A guilty grin puckered the little man's lips.

"I thought I knowed you; you're the man of—of yesterday," he shrilled. "I was running from Selim. He wanted me to take siesta, but I did wish to be in the hunt."

Aylmer nodded.

"The usual trouble," he said. "We all want to be in—or, at any rate, to see—the hunt. And we never pay any attention to Selims, worse luck. You'll learn more by experience, sonny."

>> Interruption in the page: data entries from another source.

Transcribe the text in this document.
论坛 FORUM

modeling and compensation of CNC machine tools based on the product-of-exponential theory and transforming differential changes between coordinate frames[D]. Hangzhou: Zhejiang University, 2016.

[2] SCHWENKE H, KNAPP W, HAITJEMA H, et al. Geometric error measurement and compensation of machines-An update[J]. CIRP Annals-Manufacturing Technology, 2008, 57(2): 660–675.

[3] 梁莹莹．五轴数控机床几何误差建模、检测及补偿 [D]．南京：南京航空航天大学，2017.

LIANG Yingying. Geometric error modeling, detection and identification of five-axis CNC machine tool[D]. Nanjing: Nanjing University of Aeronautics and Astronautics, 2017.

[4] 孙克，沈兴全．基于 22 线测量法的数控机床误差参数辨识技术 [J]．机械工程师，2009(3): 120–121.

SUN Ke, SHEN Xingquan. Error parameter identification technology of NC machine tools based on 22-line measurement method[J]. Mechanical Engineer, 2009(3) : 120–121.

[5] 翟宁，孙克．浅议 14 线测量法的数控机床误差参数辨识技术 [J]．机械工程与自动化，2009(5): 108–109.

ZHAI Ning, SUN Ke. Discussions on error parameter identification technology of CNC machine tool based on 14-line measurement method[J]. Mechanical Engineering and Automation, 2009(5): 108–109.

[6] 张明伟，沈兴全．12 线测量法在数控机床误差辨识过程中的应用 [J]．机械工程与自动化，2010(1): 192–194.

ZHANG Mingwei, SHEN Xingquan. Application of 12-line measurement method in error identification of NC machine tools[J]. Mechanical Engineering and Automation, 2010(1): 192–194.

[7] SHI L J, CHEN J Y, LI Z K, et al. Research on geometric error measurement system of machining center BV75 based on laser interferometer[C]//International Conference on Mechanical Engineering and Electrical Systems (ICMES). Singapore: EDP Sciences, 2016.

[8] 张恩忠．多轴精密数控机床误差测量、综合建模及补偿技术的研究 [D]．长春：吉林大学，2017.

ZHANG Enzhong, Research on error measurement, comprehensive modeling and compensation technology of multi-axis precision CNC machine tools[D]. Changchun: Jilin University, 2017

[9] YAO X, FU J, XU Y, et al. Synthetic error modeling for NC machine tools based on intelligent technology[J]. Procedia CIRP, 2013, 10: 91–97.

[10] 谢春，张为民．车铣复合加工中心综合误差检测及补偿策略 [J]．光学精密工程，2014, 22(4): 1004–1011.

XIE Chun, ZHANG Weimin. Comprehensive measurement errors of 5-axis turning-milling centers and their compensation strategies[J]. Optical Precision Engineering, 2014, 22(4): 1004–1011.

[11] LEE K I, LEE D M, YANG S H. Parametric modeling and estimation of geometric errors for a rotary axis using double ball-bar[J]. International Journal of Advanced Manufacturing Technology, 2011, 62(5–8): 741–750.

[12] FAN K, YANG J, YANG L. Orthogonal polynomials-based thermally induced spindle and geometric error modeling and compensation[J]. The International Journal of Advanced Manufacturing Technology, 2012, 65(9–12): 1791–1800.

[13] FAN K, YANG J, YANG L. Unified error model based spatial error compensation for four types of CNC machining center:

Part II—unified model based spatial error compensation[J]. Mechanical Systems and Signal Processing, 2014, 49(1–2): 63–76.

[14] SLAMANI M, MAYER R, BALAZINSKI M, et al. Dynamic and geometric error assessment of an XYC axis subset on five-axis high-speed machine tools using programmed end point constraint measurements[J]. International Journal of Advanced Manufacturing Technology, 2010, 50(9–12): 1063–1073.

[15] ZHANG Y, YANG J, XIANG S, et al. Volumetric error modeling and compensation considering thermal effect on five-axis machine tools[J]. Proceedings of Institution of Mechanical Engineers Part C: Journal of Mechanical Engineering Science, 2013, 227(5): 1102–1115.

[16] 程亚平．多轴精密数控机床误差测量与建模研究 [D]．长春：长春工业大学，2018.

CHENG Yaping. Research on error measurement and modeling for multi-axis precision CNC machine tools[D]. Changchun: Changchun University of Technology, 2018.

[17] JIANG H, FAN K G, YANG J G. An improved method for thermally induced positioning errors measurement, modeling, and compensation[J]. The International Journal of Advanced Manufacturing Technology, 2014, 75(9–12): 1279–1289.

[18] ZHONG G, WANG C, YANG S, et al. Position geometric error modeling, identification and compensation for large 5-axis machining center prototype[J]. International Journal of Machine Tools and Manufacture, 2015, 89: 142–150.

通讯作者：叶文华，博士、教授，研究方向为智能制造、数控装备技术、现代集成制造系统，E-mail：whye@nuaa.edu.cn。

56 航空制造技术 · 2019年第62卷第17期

The child made a little gesture of protest.

"That's not my name," he answered solemnly. "Mother calls me Jackanapes, or Jack. But I'm John, really, just John."

"Just John," assented Aylmer. "Just John what?"

"John Aylmer," said the boy and stared in surprise at his new friend's startled visage. But the other John Aylmer was not looking at his namesake. He was looking at the girl who held him.

Her eyes answered the glance gravely, sternly, even defiantly, and in silence.

"You?" cried Aylmer. "You are—?"

She hesitated.

"John's nurse," she said, looking him steadily in the face.